As Seen on

Bicycle polo rolls into Oklahoma

Sport has gained recent popularity on West Coast

Published: February 24, 2009

Maybe Los Angeles has a lot of stuff Tulsa doesn’t have. Maybe that’s why Phillip Dillon wanted to try living there.

He had never heard of bike polo, for example. The game has been around since at least the 1890s, when tournaments were first organized in Ireland.

But it didn’t become trendy on the West Coast until a few years ago, starting in Seattle and Portland, then moving to California.

Dillon lived in Los Angeles for a year before moving back to Tulsa in December. And he thought it was too bad no one had started bike polo here.
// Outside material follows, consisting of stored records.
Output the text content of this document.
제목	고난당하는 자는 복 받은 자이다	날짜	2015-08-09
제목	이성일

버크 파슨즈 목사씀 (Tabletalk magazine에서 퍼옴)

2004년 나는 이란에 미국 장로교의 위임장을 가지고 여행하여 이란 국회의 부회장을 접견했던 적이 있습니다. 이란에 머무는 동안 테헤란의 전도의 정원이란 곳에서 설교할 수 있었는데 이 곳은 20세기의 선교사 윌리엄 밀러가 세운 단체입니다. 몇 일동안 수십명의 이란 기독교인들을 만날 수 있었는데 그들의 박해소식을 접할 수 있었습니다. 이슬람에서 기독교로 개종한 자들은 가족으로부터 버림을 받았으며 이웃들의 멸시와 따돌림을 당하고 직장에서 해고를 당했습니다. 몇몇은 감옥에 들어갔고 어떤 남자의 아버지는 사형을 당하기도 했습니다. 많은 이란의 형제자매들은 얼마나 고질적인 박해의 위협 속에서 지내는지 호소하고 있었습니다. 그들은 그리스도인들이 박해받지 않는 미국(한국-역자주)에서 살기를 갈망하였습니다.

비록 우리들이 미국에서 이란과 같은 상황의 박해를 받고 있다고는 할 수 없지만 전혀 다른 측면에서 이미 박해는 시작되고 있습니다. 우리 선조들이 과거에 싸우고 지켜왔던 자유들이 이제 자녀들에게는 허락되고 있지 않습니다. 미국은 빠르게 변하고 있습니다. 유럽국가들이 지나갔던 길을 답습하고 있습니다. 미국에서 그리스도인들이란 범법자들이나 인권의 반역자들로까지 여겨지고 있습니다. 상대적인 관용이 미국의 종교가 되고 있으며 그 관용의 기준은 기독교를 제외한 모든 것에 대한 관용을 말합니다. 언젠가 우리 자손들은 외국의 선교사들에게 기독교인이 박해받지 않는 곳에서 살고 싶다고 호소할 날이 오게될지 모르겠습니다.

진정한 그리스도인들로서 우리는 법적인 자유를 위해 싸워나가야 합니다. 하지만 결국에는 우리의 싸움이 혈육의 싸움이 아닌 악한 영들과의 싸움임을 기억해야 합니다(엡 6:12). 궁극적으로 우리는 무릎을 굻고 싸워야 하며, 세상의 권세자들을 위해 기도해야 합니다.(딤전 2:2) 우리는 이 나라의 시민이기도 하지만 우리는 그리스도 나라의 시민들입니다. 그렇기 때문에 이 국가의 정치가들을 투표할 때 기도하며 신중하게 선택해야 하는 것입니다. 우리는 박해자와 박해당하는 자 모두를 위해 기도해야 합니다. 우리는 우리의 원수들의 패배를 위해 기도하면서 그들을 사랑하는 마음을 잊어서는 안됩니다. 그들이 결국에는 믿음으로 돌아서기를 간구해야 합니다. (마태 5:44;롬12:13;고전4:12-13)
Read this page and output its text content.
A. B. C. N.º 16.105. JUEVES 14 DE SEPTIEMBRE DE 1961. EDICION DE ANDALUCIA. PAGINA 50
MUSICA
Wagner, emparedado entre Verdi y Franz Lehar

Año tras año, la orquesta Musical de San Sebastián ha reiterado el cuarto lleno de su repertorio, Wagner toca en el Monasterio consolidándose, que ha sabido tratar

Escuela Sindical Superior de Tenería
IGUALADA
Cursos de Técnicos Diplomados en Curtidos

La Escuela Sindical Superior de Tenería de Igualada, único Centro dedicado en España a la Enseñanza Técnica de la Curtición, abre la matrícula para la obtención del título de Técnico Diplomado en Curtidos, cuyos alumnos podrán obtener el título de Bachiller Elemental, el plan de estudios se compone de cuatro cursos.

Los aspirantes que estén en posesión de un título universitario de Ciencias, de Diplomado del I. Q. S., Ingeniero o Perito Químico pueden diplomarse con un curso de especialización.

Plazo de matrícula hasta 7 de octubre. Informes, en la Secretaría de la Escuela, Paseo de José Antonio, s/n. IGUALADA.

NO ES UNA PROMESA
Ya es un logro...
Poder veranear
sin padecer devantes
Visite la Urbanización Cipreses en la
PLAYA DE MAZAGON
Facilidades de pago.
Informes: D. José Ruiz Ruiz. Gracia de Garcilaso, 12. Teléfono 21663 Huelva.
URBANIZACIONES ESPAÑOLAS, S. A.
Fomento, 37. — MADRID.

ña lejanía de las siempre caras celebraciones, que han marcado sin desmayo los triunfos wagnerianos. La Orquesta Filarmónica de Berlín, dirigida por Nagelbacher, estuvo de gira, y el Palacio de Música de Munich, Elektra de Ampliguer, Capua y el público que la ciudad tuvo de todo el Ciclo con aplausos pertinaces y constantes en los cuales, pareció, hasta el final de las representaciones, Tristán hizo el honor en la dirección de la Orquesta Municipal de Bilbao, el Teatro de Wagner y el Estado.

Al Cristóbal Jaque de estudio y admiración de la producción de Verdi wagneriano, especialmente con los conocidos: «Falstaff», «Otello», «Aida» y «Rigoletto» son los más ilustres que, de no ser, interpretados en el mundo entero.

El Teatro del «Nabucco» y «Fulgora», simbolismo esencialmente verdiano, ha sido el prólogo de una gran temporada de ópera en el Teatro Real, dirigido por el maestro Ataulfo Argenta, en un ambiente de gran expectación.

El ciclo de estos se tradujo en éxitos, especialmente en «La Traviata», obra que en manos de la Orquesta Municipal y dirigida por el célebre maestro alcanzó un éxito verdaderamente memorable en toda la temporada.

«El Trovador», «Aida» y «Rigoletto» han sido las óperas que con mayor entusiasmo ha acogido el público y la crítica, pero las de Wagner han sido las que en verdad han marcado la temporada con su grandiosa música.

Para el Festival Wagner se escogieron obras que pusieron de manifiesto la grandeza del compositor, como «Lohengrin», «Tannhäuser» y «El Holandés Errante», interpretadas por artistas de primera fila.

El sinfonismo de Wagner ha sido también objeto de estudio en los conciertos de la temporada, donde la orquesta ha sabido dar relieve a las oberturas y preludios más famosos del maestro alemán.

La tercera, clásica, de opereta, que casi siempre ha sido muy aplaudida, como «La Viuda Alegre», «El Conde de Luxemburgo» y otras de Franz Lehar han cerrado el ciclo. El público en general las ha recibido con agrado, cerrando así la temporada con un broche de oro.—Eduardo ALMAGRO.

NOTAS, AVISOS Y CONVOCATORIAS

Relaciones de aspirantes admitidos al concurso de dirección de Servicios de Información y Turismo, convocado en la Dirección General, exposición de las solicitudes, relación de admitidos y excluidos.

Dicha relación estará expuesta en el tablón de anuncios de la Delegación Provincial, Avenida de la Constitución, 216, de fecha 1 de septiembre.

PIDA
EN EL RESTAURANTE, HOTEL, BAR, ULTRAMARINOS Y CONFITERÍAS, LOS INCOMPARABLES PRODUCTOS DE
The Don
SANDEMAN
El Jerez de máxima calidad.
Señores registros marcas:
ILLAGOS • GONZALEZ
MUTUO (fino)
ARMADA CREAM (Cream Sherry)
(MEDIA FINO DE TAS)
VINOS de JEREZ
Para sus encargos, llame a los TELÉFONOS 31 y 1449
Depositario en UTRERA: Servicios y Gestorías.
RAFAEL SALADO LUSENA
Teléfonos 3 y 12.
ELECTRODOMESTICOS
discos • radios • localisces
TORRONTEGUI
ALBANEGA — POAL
In Tulsa, he found space in the back of an old warehouse across the street from where downtown’s new baseball stadium is under construction.

About the size of a basketball court, the playing field is surrounded by waist-high plywood walls.

Orange construction cones mark the goal lines. And open doorways provide just enough light, with the afternoon sun casting long shadows across the concrete floor.

In the makeshift sport of bike polo, it’s a tradition for players to make their own mallets.

Games keep going until a team scores five goals — sometimes a few minutes, sometimes half an hour.

With the groundwork under way for the Tulsa Drillers’ new ballpark across the street, crews are using the front part of the warehouse for storage. As construction picks up speed, Dillon expects his bike polo court to be crowded out.

Players might try using the parking lot out back, but the asphalt slopes toward the street, making balls roll unpredictably.

Dillon hopes, instead, to ask the city parks department for a permanent site.